Dans la nuit du vendredi 2 au samedi 3 janvier, les États-Unis d’Amérique ont lancé une opération militaire de grande ampleur sur la capitale du Venezuela, Caracas. Le président Vénézuélien Nicolas Maduro, et sa femme Cilia Flores, ont été enlevés et placés en prison à New-York. Selon les premières estimations, 78 personnes seraient mortes au cours de l’opération, parmi lesquelles au moins une civile. Cette agression impérialiste et coloniale ordonnée par Donald Trump viole ouvertement la Charte des nations unies et la constitution des USA.
Cette attaque signe le retour du pire de l’impérialisme états-unien en Amérique Latine, s’inscrivant dans l’inflexion globale vers l’extrême-droite. Les justifications à géométrie variable de « lutte contre le narcoterrorisme » sont contredites par les affirmations de Trump lui-même, qui assume pleinement sa volonté de domination coloniale et d’accaparement des ressources du pays, notamment pétrolières.
Les violations des droits humains et démocratiques perpétrés par le régime de Maduro sont bien réelles, tout comme les effets sur la population des sanctions imposées par les administrations américaines. En revanche, ni le peuple vénézuélien, ni les Nations Unies, n’ont donné mandat aux États-Unis pour intervenir et s’accaparer des ressources du pays. C’est aux populations du Venezuela de décider librement, sans interférence, de leur avenir.
Les évènements du Venezuela, et les nouvelles menaces que fait peser Donald Trump sur la Colombie, Cuba, le Mexique et le Groënland, illustrent l’affirmation de la loi du plus fort comme seule norme des relations internationales, dans la pure tradition de l’extrême-droite. La réaction d’Emmanuel Macron, ne nommant pas l’agresseur et ne condamnant pas clairement cette violation évidente des principes fondamentaux du droit international, est une faute politique historique et un blanc-seing donné à Donald Trump pour la suite.

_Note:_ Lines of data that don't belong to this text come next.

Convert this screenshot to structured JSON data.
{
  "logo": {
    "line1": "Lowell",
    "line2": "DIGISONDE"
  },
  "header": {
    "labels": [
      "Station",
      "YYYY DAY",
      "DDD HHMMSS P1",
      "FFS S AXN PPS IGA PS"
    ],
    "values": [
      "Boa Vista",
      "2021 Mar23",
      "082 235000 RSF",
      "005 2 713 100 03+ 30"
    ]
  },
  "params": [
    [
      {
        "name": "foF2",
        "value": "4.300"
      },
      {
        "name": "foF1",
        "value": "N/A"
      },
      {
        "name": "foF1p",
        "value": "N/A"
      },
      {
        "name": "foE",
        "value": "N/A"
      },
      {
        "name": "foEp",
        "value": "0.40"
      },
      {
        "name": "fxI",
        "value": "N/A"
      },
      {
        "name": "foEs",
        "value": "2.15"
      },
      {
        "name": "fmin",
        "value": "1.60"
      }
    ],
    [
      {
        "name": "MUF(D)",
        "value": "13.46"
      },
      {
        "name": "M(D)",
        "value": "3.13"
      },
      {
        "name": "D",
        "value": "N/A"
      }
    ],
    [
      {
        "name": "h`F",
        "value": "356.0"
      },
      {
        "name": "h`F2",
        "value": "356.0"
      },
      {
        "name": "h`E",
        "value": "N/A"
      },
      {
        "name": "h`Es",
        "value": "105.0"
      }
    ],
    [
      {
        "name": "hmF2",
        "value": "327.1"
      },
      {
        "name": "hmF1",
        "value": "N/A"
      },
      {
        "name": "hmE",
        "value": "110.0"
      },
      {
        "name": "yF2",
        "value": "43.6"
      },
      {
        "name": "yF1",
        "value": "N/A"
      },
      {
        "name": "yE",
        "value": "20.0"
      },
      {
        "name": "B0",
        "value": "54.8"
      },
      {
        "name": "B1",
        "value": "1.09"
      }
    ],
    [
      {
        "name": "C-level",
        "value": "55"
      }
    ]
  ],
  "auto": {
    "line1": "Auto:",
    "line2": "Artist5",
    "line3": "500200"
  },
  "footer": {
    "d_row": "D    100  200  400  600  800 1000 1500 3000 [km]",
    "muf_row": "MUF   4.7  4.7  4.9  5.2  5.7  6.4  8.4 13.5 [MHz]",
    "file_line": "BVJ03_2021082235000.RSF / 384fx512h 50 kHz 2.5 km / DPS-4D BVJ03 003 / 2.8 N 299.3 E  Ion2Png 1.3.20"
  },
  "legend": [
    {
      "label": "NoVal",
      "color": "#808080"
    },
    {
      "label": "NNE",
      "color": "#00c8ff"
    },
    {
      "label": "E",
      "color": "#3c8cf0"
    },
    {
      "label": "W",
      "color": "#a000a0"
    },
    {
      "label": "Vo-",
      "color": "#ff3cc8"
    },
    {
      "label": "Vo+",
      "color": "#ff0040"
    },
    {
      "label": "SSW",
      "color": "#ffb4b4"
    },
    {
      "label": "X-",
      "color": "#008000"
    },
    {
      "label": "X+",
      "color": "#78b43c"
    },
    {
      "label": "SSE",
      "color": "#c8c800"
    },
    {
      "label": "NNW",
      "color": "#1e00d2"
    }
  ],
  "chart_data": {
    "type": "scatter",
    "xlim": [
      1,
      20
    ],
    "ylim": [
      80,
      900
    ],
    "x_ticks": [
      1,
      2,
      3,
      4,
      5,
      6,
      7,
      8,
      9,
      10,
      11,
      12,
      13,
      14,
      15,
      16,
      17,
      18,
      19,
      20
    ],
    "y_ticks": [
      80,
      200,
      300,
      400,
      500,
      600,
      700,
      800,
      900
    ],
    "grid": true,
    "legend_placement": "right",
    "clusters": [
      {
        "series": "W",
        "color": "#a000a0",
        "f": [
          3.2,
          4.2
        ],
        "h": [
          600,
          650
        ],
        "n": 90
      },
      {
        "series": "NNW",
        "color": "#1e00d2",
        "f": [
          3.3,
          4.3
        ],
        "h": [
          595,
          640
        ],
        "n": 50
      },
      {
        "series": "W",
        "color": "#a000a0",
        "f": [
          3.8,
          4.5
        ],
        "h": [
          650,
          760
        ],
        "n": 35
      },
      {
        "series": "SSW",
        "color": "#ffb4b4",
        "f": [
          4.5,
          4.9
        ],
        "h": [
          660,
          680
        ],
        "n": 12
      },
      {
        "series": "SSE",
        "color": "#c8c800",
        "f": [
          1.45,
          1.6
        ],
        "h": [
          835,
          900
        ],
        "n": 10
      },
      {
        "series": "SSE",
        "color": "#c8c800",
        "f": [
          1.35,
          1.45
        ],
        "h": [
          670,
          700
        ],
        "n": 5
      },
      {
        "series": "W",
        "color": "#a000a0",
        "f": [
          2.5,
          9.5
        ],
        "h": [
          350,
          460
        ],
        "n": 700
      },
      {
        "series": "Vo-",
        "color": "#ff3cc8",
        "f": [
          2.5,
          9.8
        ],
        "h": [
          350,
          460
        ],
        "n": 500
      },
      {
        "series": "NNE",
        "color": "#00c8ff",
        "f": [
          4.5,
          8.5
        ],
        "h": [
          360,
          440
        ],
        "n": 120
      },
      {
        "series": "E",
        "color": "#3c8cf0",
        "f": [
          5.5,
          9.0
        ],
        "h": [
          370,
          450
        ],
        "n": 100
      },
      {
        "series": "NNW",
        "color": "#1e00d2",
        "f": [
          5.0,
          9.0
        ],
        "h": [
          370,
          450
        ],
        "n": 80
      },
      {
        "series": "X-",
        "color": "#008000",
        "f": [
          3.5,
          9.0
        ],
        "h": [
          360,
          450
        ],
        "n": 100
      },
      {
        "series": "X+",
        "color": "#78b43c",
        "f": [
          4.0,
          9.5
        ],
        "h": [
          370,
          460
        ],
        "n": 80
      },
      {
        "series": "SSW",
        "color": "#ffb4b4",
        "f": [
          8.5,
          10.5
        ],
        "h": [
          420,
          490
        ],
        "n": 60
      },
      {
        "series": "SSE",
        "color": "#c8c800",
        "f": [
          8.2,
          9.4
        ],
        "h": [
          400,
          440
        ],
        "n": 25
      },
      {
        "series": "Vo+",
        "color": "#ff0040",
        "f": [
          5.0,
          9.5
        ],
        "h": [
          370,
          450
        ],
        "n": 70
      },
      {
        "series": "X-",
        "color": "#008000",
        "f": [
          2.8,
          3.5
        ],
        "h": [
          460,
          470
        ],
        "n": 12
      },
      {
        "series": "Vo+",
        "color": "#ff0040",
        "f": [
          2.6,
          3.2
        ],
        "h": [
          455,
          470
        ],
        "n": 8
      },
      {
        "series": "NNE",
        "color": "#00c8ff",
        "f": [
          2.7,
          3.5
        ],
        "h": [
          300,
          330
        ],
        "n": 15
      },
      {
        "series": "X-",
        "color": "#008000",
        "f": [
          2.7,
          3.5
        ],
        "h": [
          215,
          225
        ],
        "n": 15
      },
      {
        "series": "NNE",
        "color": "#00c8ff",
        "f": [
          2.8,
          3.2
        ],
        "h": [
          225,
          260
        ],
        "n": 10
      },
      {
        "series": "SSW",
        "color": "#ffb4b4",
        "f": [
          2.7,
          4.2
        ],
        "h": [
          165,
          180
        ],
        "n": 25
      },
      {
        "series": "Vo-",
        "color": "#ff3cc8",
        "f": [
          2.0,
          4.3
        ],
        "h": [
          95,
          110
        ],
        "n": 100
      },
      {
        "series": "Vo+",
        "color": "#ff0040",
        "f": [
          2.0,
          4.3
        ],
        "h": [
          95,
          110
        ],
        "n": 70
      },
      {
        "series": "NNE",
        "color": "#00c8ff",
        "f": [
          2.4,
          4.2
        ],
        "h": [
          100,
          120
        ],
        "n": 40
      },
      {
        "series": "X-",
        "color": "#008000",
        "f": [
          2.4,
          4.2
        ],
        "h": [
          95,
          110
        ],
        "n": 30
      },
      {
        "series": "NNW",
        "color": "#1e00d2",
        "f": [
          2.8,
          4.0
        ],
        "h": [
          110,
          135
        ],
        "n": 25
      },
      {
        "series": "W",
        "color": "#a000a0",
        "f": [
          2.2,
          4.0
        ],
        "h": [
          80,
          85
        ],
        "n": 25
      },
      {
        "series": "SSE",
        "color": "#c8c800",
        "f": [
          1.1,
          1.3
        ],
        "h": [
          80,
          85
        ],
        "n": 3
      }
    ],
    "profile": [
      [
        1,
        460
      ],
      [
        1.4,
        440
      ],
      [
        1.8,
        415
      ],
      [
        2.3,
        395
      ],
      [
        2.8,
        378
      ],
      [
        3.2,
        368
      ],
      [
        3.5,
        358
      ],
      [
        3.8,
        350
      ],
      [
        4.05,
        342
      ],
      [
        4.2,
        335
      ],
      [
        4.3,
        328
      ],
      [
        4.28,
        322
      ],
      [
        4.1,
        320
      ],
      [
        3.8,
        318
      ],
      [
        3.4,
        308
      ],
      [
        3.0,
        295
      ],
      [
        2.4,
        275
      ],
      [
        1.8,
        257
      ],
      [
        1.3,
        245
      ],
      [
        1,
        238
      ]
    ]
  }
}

De la Palestine à l’Ukraine, en passant par le Soudan et maintenant le Venezuela, les peuples agressés sont en première ligne de l’autoritarisme et de la fascisation accélérée ayant cours actuellement partout dans le monde. Face à tous les prédateurs, et à ceux qui laissent faire, le respect du droit des peuples à l’autodétermination doit être au cœur de nos mobilisations.
Nous appelons à se rassembler partout dans le pays ce samedi 10 janvier pour exiger :
- l’arrêt immédiat de l’agression militaire des États-Unis, la fin de ses menaces sur les pays de la région et le retrait du déploiement de force US dans la Caraïbe
- le respect du droit du peuple vénézuélien à disposer de lui-même. Toute solution politique et diplomatique doit se baser sur la souveraineté populaire, la garantie de ses libertés et sur le droit international
- la levée des sanctions économiques et la satisfaction des besoins humanitaires des populations
- des sanctions contre les USA et Donald Trump : la fin de l’achat d’armes au complexe militaro-industriel US.
Seul le peuple vénézuélien peut et doit décider, en toute souveraineté et sans ingérence, son propre avenir. Non à l’impérialisme ! Les peuples ne sont pas à vendre !
Organisations signataires :
Arguments pour la Lutte Sociale - Attac - Collectif Haiti France - Collectif de Solidarité avec le Peuple du Nicaragua - CGT - Confédération paysanne - CEDETIM/IPAM - CRID- Emancipation Tendance Intersyndicale - FAL - Fondation Copernic - FSU - L’Après - LDH - NPA Anticapitaliste - PCF- PS - Réseau Bastille – Solidaires - Solidaires Etudiant.es - Réseau coopératif de gauche alternative.